Mit dem autonom agierenden Elektro-Bus durch die Stadt. Schweden macht’s vor.

Mit dem autonom agierenden Elektro-Bus durch die Stadt. Schweden macht's vor
Scania

Scania beschäftigt sich nicht erst seit gestern mit der Zukunft der Mobilität. Ganz im Gegenteil, man scheint schon ganz schön weit zu sein.
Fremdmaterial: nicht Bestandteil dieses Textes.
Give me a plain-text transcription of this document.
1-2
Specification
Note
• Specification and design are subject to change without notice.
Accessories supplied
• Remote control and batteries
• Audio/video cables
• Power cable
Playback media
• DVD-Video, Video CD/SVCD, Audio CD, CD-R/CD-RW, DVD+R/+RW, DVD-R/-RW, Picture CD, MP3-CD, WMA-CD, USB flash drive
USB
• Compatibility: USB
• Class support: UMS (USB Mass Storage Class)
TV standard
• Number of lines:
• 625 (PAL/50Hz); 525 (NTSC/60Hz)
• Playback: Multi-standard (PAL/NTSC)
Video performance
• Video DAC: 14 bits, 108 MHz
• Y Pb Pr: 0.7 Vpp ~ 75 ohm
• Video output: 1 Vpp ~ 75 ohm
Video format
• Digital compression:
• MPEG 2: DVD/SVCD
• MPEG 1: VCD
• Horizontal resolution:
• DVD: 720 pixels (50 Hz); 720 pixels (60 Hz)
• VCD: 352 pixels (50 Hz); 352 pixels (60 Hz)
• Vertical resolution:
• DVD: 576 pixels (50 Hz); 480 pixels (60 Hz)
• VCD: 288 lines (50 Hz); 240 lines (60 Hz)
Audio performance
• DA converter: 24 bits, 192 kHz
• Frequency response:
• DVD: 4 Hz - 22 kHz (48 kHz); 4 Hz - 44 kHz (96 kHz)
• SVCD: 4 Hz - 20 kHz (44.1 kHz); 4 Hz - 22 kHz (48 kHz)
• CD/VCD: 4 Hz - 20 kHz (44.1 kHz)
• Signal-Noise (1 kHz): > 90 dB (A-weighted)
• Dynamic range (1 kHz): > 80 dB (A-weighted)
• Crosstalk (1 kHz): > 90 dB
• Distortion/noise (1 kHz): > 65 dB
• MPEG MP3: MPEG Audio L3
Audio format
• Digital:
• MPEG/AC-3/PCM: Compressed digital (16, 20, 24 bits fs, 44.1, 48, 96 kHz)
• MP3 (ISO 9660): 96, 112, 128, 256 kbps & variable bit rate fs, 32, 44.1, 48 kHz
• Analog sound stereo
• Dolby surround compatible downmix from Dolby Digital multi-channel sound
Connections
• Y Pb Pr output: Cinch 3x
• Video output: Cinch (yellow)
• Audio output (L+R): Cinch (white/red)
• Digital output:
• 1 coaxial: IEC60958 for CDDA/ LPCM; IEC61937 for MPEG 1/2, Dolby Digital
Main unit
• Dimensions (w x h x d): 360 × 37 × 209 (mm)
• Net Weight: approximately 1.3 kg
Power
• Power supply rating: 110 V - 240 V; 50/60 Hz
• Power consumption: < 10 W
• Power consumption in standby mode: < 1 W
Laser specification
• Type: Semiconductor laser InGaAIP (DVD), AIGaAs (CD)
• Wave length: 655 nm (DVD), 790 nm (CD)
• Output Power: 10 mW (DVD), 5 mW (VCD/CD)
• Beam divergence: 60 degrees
Wie sonst könnte man es sich erklären, dass der Nutzfahrzeughersteller Scania und der skandinavische ÖPNV-Betreiber Nobina mittlerweile einen vollautonom fahrenden Elektro-Linienbus im Echteinsatz auf regulären Straßen in Schweden testen?

“Die Technologie ist jetzt reif für den Einsatz in Alltagsanwendungen auf öffentlichen Straßen.” –  Karin Rådström, Head of Buses and Coaches bei Scania

Erst im vergangenen Jahr hat Scania, im Rahmen einer groß angelegten Studie, mehrere Wege in eine Zukunft ohne fossile Emissionen in den kommenden Jahrzehnten erkundet, angefangen bei der vollständigen Elektrifizierung bis hin zu einem Portfolio verschiedener Antriebsstrangtypen. Mit dem aktuellen Pilotprojekt scheint man einen Teil davon im Alltag zu testen.

Neben dem Pilot-Projekt hat sich das Unternehmen mit dem Batterie-Start-up Northvolt zusammengetan. Um in Zukunft gemeinsam die Entwicklung und Vermarktung von Batteriezellen für schwere Nutzfahrzeuge voranzubringen. Die Zellproduktion von Northvolt wird in Skellefteå, Schweden aufgebaut und soll Ende 2020 die Produktion aufnehmen.

Test des autonom agierenden Elektro-Bus soll wertvolle Erkenntnisse liefern

Mit dem Test des  autonom agierenden Elektro-Bus erhofft man sich zahlreiche Erkenntnisse, die zu einer großskaligeren Anwendung führen könnten. Der Pilotversuch wird in zwei Phasen gestartet: Zuerst ohne Passagiere und dann mit Pendlern an Bord. Man verlässt sich hierbei aber nicht gänzlich auf den autonom fahrenden Bus. So wacht ein Sicherheitsfahrer über den Betrieb des Fahrzeugs und hilft den Fahrgästen.

12 Meter lang kommt der Linienbus vom Typ Scania Citywide LF daher und soll das schnell wachsende Wohngebiet von Barkarby etwa 20 Minuten vom Zentrum Stockholms entfernt mit einer nahen U-Bahn-Station verbinden. Auf der fünf Kilometer langen Teststrecke befinden sich vier Haltestellen, der erste Kilometer wird rein autonom zurückgelegt. Man erwartet, dass etwa 300 Fahrgäste täglich den Service nutzen. Geladen werden sollen die Busse dann im Depot.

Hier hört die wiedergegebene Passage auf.